OK, so here's where I am launched from mom turned expert in physical therapy into mom turned expert in child psychology.  I would love to know how others have handled these kinds of questions with their kids, but here are some of my thoughts these days, informed most recently by Kathie Snow's keynote address at a conference I attended:
  • I do not want Hannah to think she is broken, that this is her fault, that she did something wrong and that she needs to be fixed.  
  • I want Hannah to know that she is like a puzzle made up of many, many pieces.  Her walker and her disability are one tiny piece of who she is and there are so many other pieces to her, pieces that have so much in common with other kids and the other people in our family.
  •  I'm no longer going to say that her legs "don't work as well as other people's." Instead, we say "they work differently."
  • I'm going to be careful not to make Hannah think that she goes to therapy to get fixed and that if she works hard enough, she will be fixed/cured/no longer have a disability.  Instead, the goal is to give her all of the tools she needs-a walker, a ramp, extra rails on our staircase, physical therapy-so that she can do the best she is able to do with the beautiful body she has.
  • I want to focus on all of the things Hannah CAN do, not those she can't.
  • I want her to be included as much as possible in everything at school, at home, and in our community.  If that means doing it differently, I want to explore ways to do that.
I'm sure I have more to add to this list, and I also need to figure out how to incorporate these important concepts into our conversation about her surgery, which we have not yet had.

Oy.  It's enough to bring on a serious case of agita.

2 comments:

Cary said...

Oh WOW. Very interesting.

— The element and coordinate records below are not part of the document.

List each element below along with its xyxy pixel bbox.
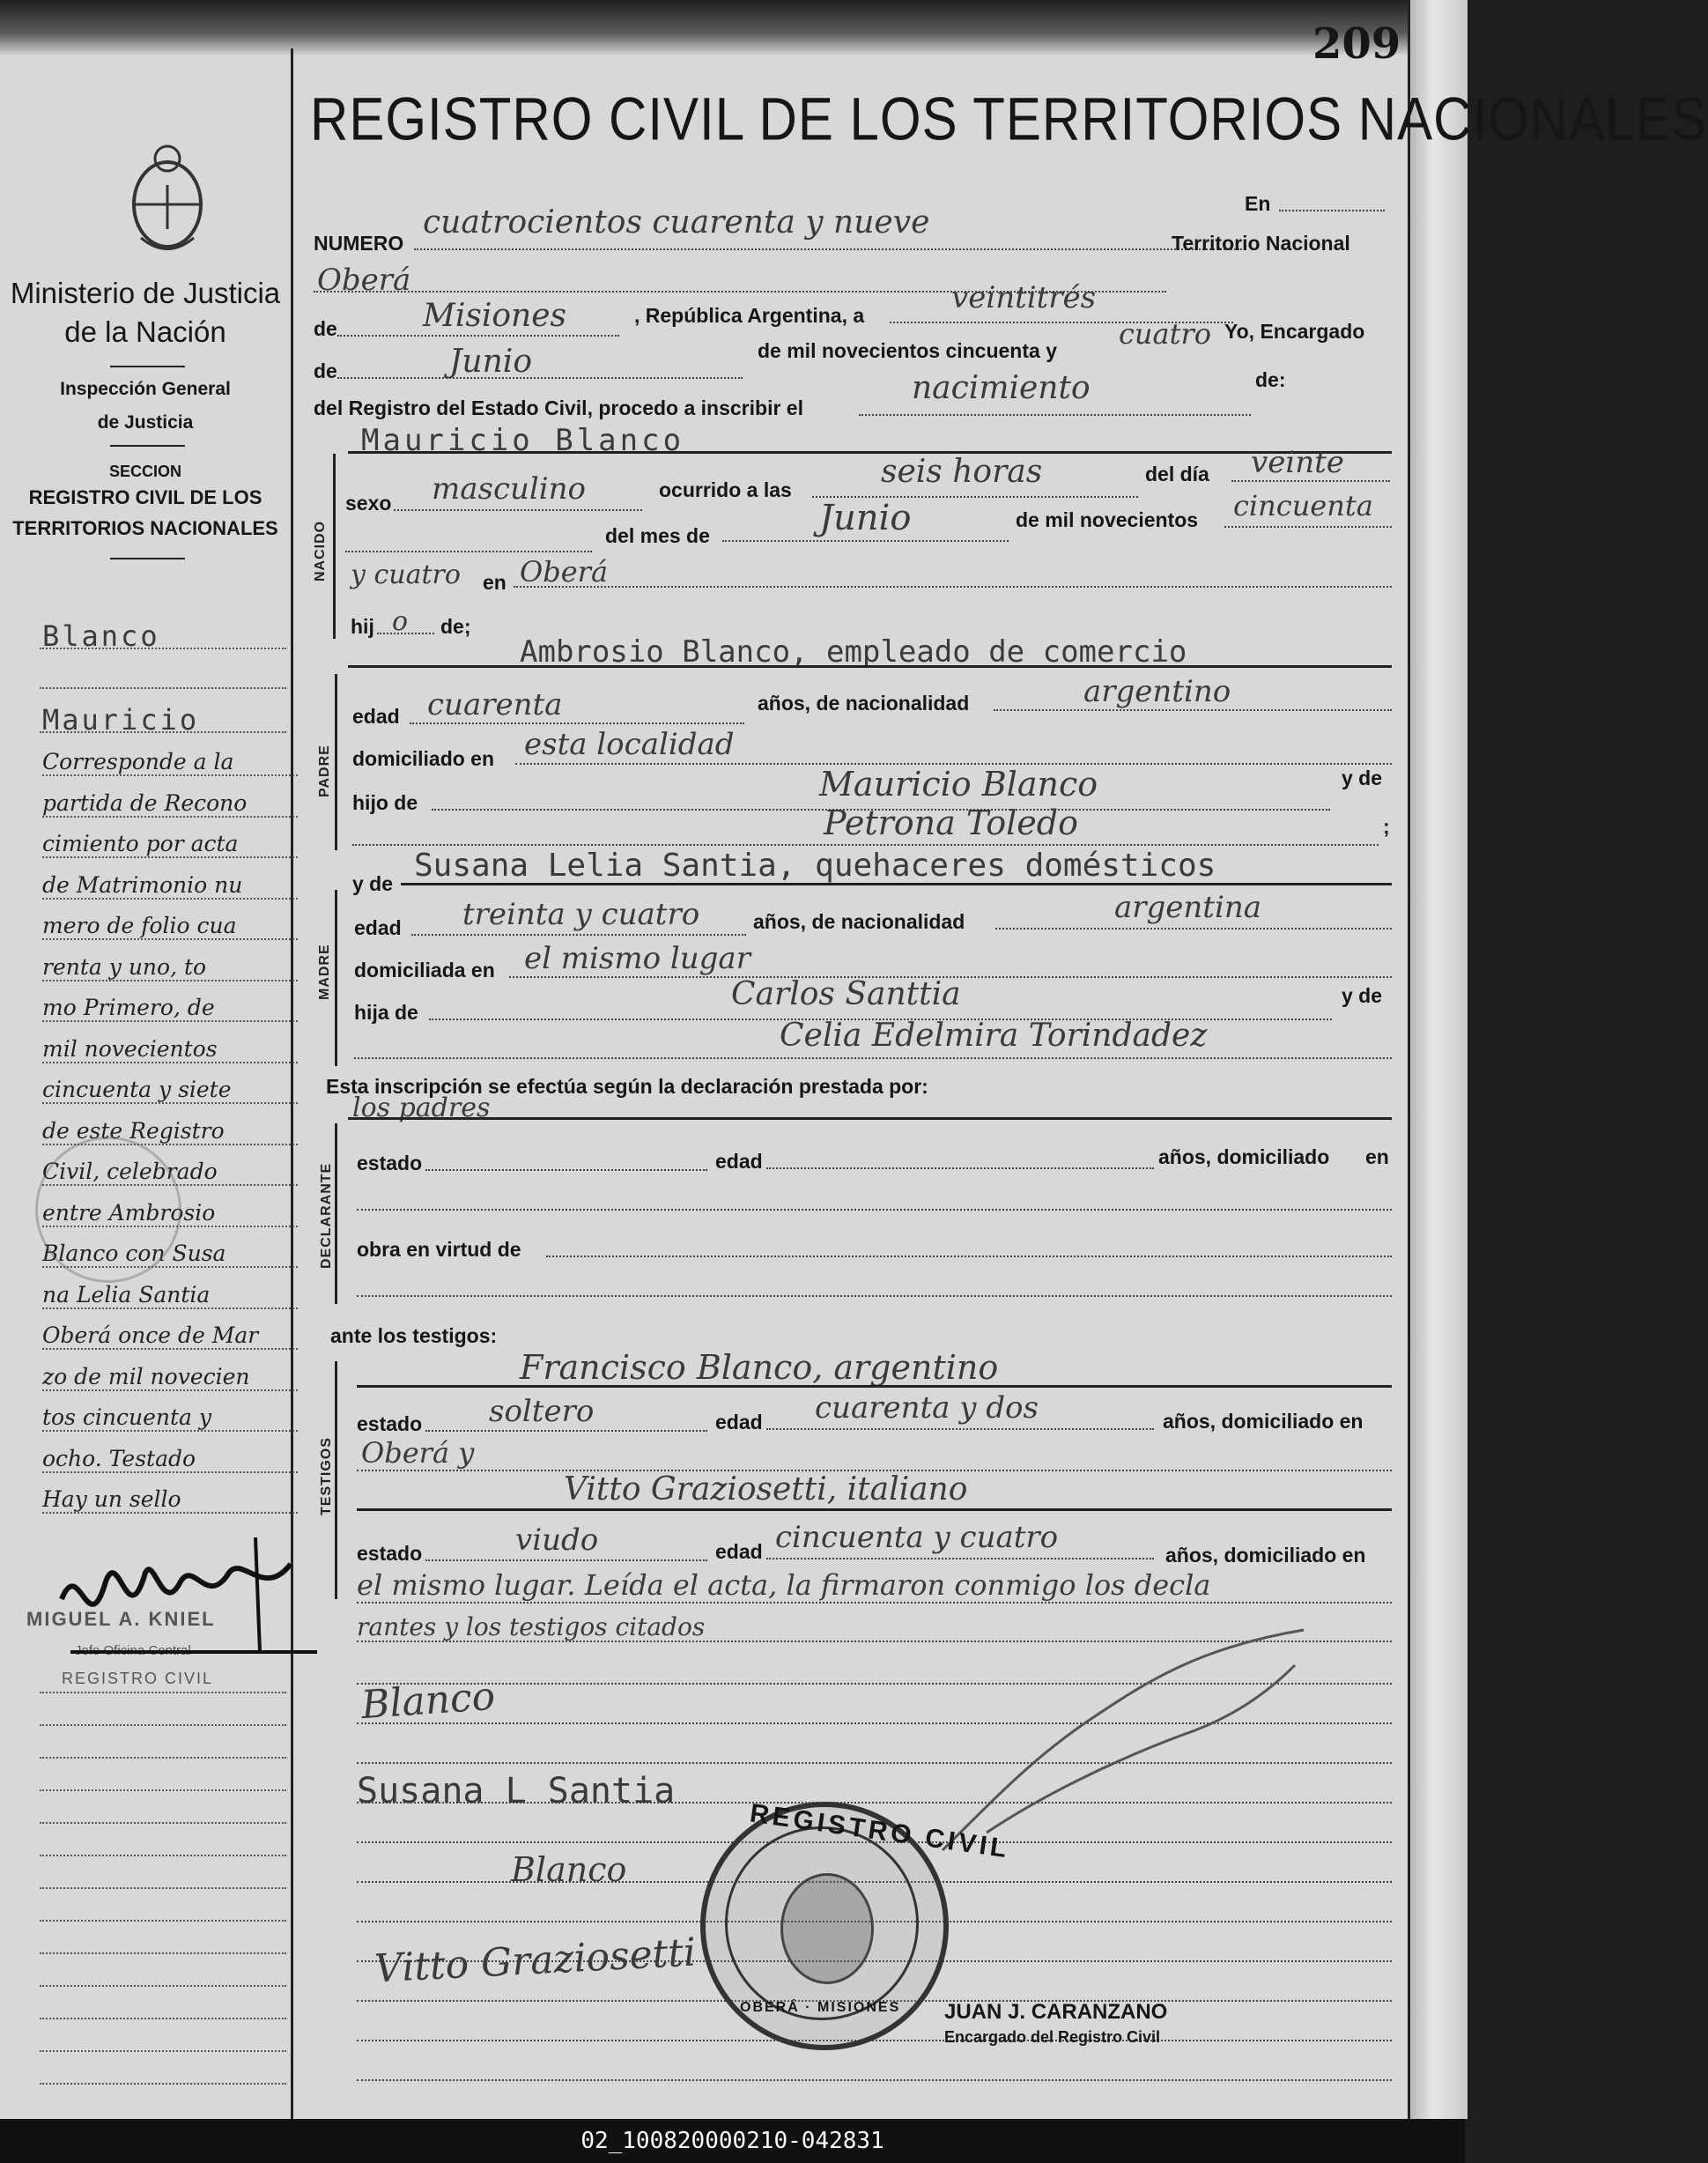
madre-domicilio-value[interactable]: el mismo lugar (524, 941, 750, 976)
mil-nov-label: de mil novecientos (1016, 508, 1199, 531)
coat-of-arms-icon (123, 132, 211, 256)
padre-section-label: PADRE (317, 744, 332, 797)
dotted-line (425, 1430, 707, 1432)
madre-dom-label: domiciliada en (354, 959, 495, 981)
dotted-line (357, 1602, 1392, 1604)
margin-note-line: mero de folio cua (42, 913, 298, 940)
divider (110, 366, 185, 367)
dotted-line (1279, 210, 1385, 211)
dotted-line (546, 1256, 1392, 1257)
padre-madre-value[interactable]: Petrona Toledo (824, 804, 1078, 842)
sexo-label: sexo (345, 492, 392, 515)
closing-line1[interactable]: el mismo lugar. Leída el acta, la firmaron conmigo los decla (357, 1568, 1211, 1602)
republica-label: , República Argentina, a (634, 304, 865, 327)
signature-dotted-line (357, 2040, 1392, 2041)
margin-dotted-line (40, 1985, 286, 1987)
margin-note-line: mil novecientos (42, 1036, 298, 1063)
dotted-line (357, 1209, 1392, 1211)
margin-surname: Blanco (42, 619, 160, 653)
rule (357, 1385, 1392, 1388)
scan-id-footer: 02_100820000210-042831 (0, 2119, 1465, 2163)
inspeccion-line2: de Justicia (97, 412, 194, 433)
margin-note-line: Blanco con Susa (42, 1241, 298, 1268)
month-value[interactable]: Junio (449, 344, 532, 380)
margin-note-line: Oberá once de Mar (42, 1322, 298, 1350)
margin-note-line: zo de mil novecien (42, 1364, 298, 1391)
margin-dotted-line (40, 1789, 286, 1791)
nacido-full-name[interactable]: Mauricio Blanco (361, 423, 685, 458)
declarante-en-label: en (1365, 1145, 1389, 1168)
margin-dotted-line (40, 1952, 286, 1954)
rule (401, 883, 1392, 885)
del-dia-label: del día (1145, 463, 1209, 485)
signature-3: Blanco (511, 1850, 627, 1889)
dotted-line (994, 709, 1392, 711)
margin-dotted-line (40, 1757, 286, 1759)
declarante-who[interactable]: los padres (352, 1093, 491, 1123)
nacido-section-label: NACIDO (313, 520, 328, 581)
dotted-line (352, 844, 1379, 846)
mil-label: de mil novecientos cincuenta y (758, 339, 1057, 362)
closing-line2[interactable]: rantes y los testigos citados (357, 1612, 706, 1641)
testigo1-line[interactable]: Francisco Blanco, argentino (520, 1348, 999, 1387)
dotted-line (357, 1295, 1392, 1297)
official-signature (934, 1612, 1330, 1859)
padre-hijo-label: hijo de (352, 791, 418, 814)
padre-name-line[interactable]: Ambrosio Blanco, empleado de comercio (520, 634, 1187, 670)
madre-y-de: y de (1342, 984, 1383, 1007)
numero-label: NUMERO (314, 232, 404, 255)
t2-estado-label: estado (357, 1542, 423, 1565)
signature-4: Vitto Graziosetti (373, 1930, 698, 1992)
seccion-name2: TERRITORIOS NACIONALES (12, 517, 278, 539)
t2-anos-label: años, domiciliado en (1165, 1544, 1366, 1567)
lugar-value[interactable]: Oberá (520, 555, 609, 589)
dotted-line (414, 248, 1242, 250)
dotted-line (1231, 480, 1390, 482)
padre-edad-label: edad (352, 705, 400, 728)
margin-stamp-name: MIGUEL A. KNIEL (26, 1608, 216, 1630)
margin-note-line: cimiento por acta (42, 831, 298, 858)
ocurrido-label: ocurrido a las (659, 478, 792, 501)
territory-value[interactable]: Misiones (423, 298, 567, 334)
ministry-line1: Ministerio de Justicia (10, 277, 281, 309)
section-bracket (335, 890, 337, 1066)
testigo2-line[interactable]: Vitto Graziosetti, italiano (564, 1471, 968, 1507)
dotted-line (411, 934, 746, 936)
sexo-value[interactable]: masculino (432, 471, 587, 507)
padre-y-de: y de (1342, 767, 1383, 789)
anio1-value[interactable]: cincuenta (1233, 489, 1373, 522)
dotted-line (722, 540, 1009, 542)
section-bracket (335, 1361, 337, 1599)
t1-anos-label: años, domiciliado en (1163, 1410, 1364, 1433)
section-bracket (335, 674, 337, 850)
margin-dotted-line (40, 1692, 286, 1693)
mes-value[interactable]: Junio (819, 498, 912, 538)
divider (110, 558, 185, 559)
t1-estado-label: estado (357, 1412, 423, 1435)
margin-faded-stamp (35, 1137, 181, 1283)
rule (348, 1117, 1392, 1120)
year-value[interactable]: cuatro (1119, 317, 1212, 351)
margin-signature (53, 1520, 317, 1661)
inspeccion-line1: Inspección General (60, 379, 231, 399)
padre-padre-value[interactable]: Mauricio Blanco (819, 765, 1098, 804)
margin-stamp-office: Jefe Oficina Central (75, 1643, 191, 1658)
hora-value[interactable]: seis horas (881, 454, 1043, 490)
madre-section-label: MADRE (317, 944, 332, 1000)
margin-dotted-line (40, 1724, 286, 1726)
anio2-value[interactable]: y cuatro (351, 559, 461, 590)
t1-dom-value[interactable]: Oberá y (361, 1436, 475, 1470)
section-bracket (335, 1123, 337, 1304)
testigos-intro: ante los testigos: (330, 1324, 498, 1347)
margin-note-line: na Lelia Santia (42, 1282, 298, 1309)
margin-dotted-line (40, 687, 286, 689)
dotted-line (514, 586, 1392, 588)
dotted-line (425, 1169, 707, 1171)
ministry-line2: de la Nación (64, 315, 226, 348)
madre-edad-label: edad (354, 916, 402, 939)
signature-1: Blanco (359, 1673, 497, 1729)
dotted-line (410, 722, 744, 724)
day-value[interactable]: veintitrés (951, 280, 1097, 315)
seccion-label: SECCION (108, 463, 181, 480)
madre-madre-value[interactable]: Celia Edelmira Torindadez (780, 1018, 1208, 1054)
de2-label: de (314, 359, 337, 382)
margin-dotted-line (40, 1920, 286, 1922)
place-value[interactable]: Oberá (317, 263, 411, 298)
padre-nac-label: años, de nacionalidad (758, 692, 970, 715)
margin-stamp-registry: REGISTRO CIVIL (62, 1670, 214, 1687)
signature-2: Susana L Santia (357, 1771, 676, 1811)
registry-title: REGISTRO CIVIL DE LOS TERRITORIOS NACIONALES (310, 85, 1708, 153)
dotted-line (337, 335, 619, 337)
madre-y-de-label: y de (352, 872, 394, 895)
margin-dotted-line (40, 1855, 286, 1856)
en-label-2: en (483, 571, 506, 594)
margin-note-line: mo Primero, de (42, 995, 298, 1022)
official-name: JUAN J. CARANZANO (944, 2000, 1168, 2024)
madre-hija-label: hija de (354, 1001, 418, 1024)
yo-label: Yo, Encargado (1224, 320, 1365, 343)
dotted-line (766, 1167, 1154, 1169)
t2-estado-value[interactable]: viudo (515, 1522, 599, 1558)
dotted-line (394, 509, 642, 511)
divider (110, 445, 185, 447)
padre-edad-value[interactable]: cuarenta (427, 687, 563, 722)
margin-note-line: entre Ambrosio (42, 1200, 298, 1227)
margin-note-line: tos cincuenta y (42, 1404, 298, 1432)
del-mes-label: del mes de (605, 524, 710, 547)
dotted-line (859, 414, 1251, 416)
signature-dotted-line (357, 2079, 1392, 2081)
margin-note-line: partida de Recono (42, 790, 298, 818)
t2-edad-label: edad (715, 1540, 763, 1563)
dotted-line (345, 551, 592, 552)
dotted-line (337, 377, 743, 379)
de-label: de (314, 317, 337, 340)
official-title: Encargado del Registro Civil (944, 2028, 1161, 2046)
territorio-label: Territorio Nacional (1172, 232, 1350, 255)
declarante-edad-label: edad (715, 1150, 763, 1173)
dotted-line (995, 928, 1392, 930)
madre-nac-label: años, de nacionalidad (753, 910, 965, 933)
margin-note-line: cincuenta y siete (42, 1077, 298, 1104)
rule (357, 1508, 1392, 1511)
hij-suffix[interactable]: o (392, 606, 409, 637)
padre-semicolon: ; (1383, 815, 1390, 838)
padre-nacionalidad-value[interactable]: argentino (1083, 674, 1231, 709)
t1-edad-value[interactable]: cuarenta y dos (815, 1390, 1039, 1426)
dotted-line (354, 1057, 1392, 1059)
seal-text: REGISTRO CIVIL (748, 1798, 1012, 1864)
t2-edad-value[interactable]: cincuenta y cuatro (775, 1520, 1059, 1555)
margin-given-name: Mauricio (42, 703, 200, 737)
margin-note-line: Civil, celebrado (42, 1159, 298, 1186)
act-type-value[interactable]: nacimiento (912, 370, 1091, 406)
margin-note-line: Corresponde a la (42, 749, 298, 776)
padre-domicilio-value[interactable]: esta localidad (524, 727, 735, 762)
margin-note-line: ocho. Testado (42, 1446, 298, 1473)
dia-value[interactable]: veinte (1251, 445, 1344, 480)
dotted-line (1224, 526, 1392, 528)
margin-dotted-line (40, 2018, 286, 2019)
page-top-edge (0, 0, 1465, 55)
numero-value[interactable]: cuatrocientos cuarenta y nueve (423, 204, 930, 241)
section-bracket (333, 454, 336, 639)
margin-note-line: de este Registro (42, 1118, 298, 1145)
margin-note-line: de Matrimonio nu (42, 872, 298, 900)
t1-estado-value[interactable]: soltero (489, 1394, 595, 1429)
margin-dotted-line (40, 1822, 286, 1824)
page-right-edge (1408, 0, 1468, 2119)
padre-dom-label: domiciliado en (352, 747, 495, 770)
de-semicolon: de; (440, 615, 471, 638)
madre-edad-value[interactable]: treinta y cuatro (462, 897, 700, 932)
dotted-line (766, 1558, 1154, 1559)
hij-label: hij (351, 615, 374, 638)
margin-dotted-line (40, 1887, 286, 1889)
en-label: En (1245, 192, 1271, 215)
declarante-estado-label: estado (357, 1152, 423, 1174)
madre-nacionalidad-value[interactable]: argentina (1114, 890, 1262, 925)
rule (348, 665, 1392, 668)
madre-padre-value[interactable]: Carlos Santtia (731, 976, 961, 1012)
declarante-intro: Esta inscripción se efectúa según la declaración prestada por: (326, 1075, 928, 1098)
dotted-line (766, 1428, 1154, 1430)
margin-dotted-line (40, 2050, 286, 2052)
madre-name-line[interactable]: Susana Lelia Santia, quehaceres domésticos (414, 848, 1216, 884)
page-number: 209 (1312, 19, 1401, 69)
declarante-anos-label: años, domiciliado (1158, 1145, 1330, 1168)
t1-edad-label: edad (715, 1411, 763, 1433)
margin-dotted-line (40, 2083, 286, 2085)
declarante-section-label: DECLARANTE (319, 1162, 334, 1269)
seccion-name1: REGISTRO CIVIL DE LOS (28, 486, 262, 508)
seal-place: OBERÁ · MISIONES (740, 2000, 901, 2015)
dotted-line (425, 1559, 707, 1561)
margin-note-line: renta y uno, to (42, 954, 298, 981)
declarante-obra-label: obra en virtud de (357, 1238, 521, 1261)
de-colon-label: de: (1255, 368, 1286, 391)
margin-note-line: Hay un sello (42, 1486, 298, 1514)
testigos-section-label: TESTIGOS (319, 1437, 334, 1515)
del-registro-label: del Registro del Estado Civil, procedo a inscribir el (314, 396, 803, 419)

My son Ben is just 3 and a half and also uses a walker (he's also a twin). We haven't had many conversations / questions at this point...but they will likely start soon. Very interesting post.

BusyLizzyMom said...

Elizabeth has random comments about herself. She broke my heart when I asked her what she would like to pray for and she wanted to ask God for muscles because hers are weak. I just posted something similar on our blog about one of recent discussions.
It is a fine line we want to give our kids the extra benefits of PT but at the same time don't want to give them the message they need to be 'fixed'.
I think one things that has helped Elizabeth is 2 of her friends have CP and are similar to her in gross motor skills. The bond they have is effortless and they understand each other and talk like old souls about medical tests, bloodwork, x-rays and they cheer each other on at PT.